A QI marketing tale at Christmas.

DSC_5219wb

It all started with a call on the Wednesday night. Michael Fahey rang to say that having seen the distress of the flood victims on the TV in the wake of Storm Desmond he had decided to auction one of the tractors from his collection  in a bid to give them some comfort over Christmas, and could I help? Michael already does an incredible amount for charity  so there was no hesitation in volunteering, it was now just a matter of sorting out the details. This was on the 9th of December, 16 days before the deadline and so time was of the essence.

As soon as the word ‘auction’ is mentioned everybody thinks of Ebay, but they do like their 10% and we didn’t have the time to convince them that it was a charity sale and so not attract their usual commission. Another call was made, this time to Paul Cooke of Paul Cooke auctions in Naas, a young company, now just a year old, they have caused quite a ripple in their circle if only because they are some of the most genuine guys in the business. Would they help? The answer was yes, now what could they do for us? On Friday Michael delivered the Ferguson TE20 to their base where it was exhibited at the weekend plant sale to generate some interest, it being deemed too short notice to sell it there although it would have been the ideal occasion otherwise. Instead, the little grey fergie would go under the hammer at their commercial goods sale on the Thursday. Now, to get the word about.

We had the venue, we had the date but we hardly the time to spread the news! Rightly or wrongly it was decided to establish a website with all the details and try and push traffic towards it. By Thursday afternoon a basic site was online using photos taken that morning – www.tractorauction.eu and in the evening my daughter, Hazel, popped a Facebook page up as well. Another decision was that the money raised would be channeled to the affected areas via the Irish Red Cross and they set about contacting their list of media outlets throughout the country. This resulted in a couple of local radio interviews and some attention from a handful of provincial papers but the national press ignored the story.

Meanwhile, an advert was taken out on Donedeal and our own media contacts were alerted. Farm and Plant, The Farmers Journal and Irish Vintage Scene all had it on their websites within a day as did the Massey Ferguson club and their prompt response is truly appreciated. All the magazine websites carried a live link to the tractor auction website, this was not possible with Donedeal where the link would have to be copied and pasted rather than clicked upon by potential visitors to our site.

As the weekend drew to a close the Donedeal site had over 3,000 views while the FB page was running at about a third of that. I personally posted it on Linkedin as did Paul Cooke where it received a couple of likes and was probably seen by 1,000+.  It can’t be said how many people saw the item on the other portals but we know the numbers that came to the tractor auction site and the results make sober reading for those who think social media is the only way forward. Without going into too much detail the breakdown was roughly – 25% Facebook, 25% from magazine and club links and the rest from a direct address, which would be mainly Donedeal and, later,  from the Farmers Journal article published on the day of the sale. There were no hits from search engines (hardly surprising given the short time frame) and none at all from Linkedin either, and this pattern remained more or less unchanged until the auction day itself.

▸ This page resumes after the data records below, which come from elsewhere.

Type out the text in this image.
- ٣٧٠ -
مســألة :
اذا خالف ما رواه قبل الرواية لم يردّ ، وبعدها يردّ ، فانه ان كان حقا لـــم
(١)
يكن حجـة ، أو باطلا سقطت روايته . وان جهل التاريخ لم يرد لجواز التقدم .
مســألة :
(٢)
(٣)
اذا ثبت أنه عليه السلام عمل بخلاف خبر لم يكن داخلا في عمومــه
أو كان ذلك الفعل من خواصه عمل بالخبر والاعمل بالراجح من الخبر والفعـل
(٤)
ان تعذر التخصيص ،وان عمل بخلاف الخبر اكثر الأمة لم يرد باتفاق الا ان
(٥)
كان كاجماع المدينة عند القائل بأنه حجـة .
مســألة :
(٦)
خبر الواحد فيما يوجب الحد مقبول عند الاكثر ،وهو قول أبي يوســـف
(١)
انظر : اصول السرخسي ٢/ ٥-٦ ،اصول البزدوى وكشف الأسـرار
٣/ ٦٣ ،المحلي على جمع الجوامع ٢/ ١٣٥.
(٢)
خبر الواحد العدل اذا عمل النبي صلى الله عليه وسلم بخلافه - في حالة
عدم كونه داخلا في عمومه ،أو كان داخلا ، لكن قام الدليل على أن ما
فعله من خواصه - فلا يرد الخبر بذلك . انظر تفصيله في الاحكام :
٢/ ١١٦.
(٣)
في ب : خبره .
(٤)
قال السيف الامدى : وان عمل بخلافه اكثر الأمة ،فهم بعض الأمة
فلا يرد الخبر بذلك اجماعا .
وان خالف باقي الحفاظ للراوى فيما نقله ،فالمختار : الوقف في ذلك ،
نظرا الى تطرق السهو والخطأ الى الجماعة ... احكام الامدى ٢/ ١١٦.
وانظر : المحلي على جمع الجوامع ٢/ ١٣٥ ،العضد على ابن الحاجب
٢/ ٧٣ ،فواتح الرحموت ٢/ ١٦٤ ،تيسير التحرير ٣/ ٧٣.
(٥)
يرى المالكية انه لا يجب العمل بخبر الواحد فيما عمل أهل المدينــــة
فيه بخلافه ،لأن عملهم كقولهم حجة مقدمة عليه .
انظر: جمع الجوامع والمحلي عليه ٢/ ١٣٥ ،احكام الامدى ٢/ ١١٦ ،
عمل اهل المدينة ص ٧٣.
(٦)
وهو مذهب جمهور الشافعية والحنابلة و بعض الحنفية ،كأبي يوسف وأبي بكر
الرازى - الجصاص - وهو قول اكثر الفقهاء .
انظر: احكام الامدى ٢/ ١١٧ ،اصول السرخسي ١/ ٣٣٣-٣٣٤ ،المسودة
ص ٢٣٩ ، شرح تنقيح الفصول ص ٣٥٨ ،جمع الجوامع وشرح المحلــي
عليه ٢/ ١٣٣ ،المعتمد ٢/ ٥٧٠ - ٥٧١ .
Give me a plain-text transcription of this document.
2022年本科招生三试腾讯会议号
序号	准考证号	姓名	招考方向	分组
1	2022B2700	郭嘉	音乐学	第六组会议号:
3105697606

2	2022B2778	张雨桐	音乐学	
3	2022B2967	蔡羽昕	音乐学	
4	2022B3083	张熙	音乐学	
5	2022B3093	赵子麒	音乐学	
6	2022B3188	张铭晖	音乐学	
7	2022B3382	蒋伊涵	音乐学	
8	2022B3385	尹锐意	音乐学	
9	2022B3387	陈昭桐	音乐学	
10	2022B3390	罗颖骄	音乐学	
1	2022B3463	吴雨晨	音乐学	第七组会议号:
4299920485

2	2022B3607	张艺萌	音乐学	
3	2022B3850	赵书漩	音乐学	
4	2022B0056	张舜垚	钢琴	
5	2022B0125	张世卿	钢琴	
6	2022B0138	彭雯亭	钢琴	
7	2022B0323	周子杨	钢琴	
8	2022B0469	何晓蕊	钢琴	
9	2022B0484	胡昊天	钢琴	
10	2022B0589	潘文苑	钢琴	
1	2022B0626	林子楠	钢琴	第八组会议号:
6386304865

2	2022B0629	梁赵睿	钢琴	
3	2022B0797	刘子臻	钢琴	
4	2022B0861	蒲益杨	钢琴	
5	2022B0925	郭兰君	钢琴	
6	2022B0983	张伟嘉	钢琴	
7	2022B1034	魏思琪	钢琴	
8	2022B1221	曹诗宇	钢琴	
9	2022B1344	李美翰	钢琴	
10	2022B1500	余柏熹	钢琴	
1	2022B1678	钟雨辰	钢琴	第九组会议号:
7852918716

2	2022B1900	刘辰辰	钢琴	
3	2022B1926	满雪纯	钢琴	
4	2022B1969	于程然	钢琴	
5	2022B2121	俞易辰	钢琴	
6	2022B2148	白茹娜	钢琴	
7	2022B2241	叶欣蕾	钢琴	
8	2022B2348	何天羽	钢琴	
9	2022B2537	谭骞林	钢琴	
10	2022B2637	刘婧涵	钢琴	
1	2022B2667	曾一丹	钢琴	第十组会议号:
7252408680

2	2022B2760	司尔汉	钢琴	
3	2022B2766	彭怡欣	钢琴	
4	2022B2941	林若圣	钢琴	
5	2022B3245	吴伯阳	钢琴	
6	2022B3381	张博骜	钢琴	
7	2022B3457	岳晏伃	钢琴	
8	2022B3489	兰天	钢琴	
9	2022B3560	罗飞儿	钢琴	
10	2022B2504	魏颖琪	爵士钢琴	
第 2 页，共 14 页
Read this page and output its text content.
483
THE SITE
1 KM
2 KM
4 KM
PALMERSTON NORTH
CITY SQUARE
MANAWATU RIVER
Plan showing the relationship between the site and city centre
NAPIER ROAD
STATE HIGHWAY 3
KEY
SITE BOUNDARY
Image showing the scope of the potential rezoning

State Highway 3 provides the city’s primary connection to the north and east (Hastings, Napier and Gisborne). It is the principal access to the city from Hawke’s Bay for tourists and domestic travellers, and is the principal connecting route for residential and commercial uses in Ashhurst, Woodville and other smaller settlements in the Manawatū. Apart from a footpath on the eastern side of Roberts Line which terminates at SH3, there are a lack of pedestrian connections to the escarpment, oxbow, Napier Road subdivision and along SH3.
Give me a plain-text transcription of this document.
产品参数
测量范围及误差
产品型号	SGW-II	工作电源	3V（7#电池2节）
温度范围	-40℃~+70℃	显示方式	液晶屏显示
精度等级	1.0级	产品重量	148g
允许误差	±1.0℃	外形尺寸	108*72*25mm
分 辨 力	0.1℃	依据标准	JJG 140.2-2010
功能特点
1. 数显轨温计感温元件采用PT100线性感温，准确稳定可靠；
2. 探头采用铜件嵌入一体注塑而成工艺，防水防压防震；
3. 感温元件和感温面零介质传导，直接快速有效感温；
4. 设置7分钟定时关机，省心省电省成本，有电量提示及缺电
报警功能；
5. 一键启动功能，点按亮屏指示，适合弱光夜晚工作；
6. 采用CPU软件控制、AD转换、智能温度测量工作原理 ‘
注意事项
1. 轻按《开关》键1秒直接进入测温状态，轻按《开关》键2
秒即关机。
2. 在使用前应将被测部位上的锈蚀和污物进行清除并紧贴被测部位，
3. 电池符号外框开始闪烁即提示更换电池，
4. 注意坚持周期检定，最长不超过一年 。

Let me be the first to point out that there are a million and one ifs and buts and one can’t read too much into the figures given the short space of time and small sample size. However, from our point of view paid advertising worked as did getting the news onto sites operated by the print media. Did social media make any difference to the final bid price of €2,200? We will never know, but that’s hardly the point for the sale was successful and some relief will be given to those who are living in misery this Christmas and that is what counts at the end of the day. Oh, one more thing,  unprompted, Donedeal kindly refunded the cost of the advert.

So to all those that helped, and I have a nagging feeling I have not done justice to everyone, a very big and heartfelt thank you from Michael and myself. We wish you all the very best this Christmas and a prosperous new year!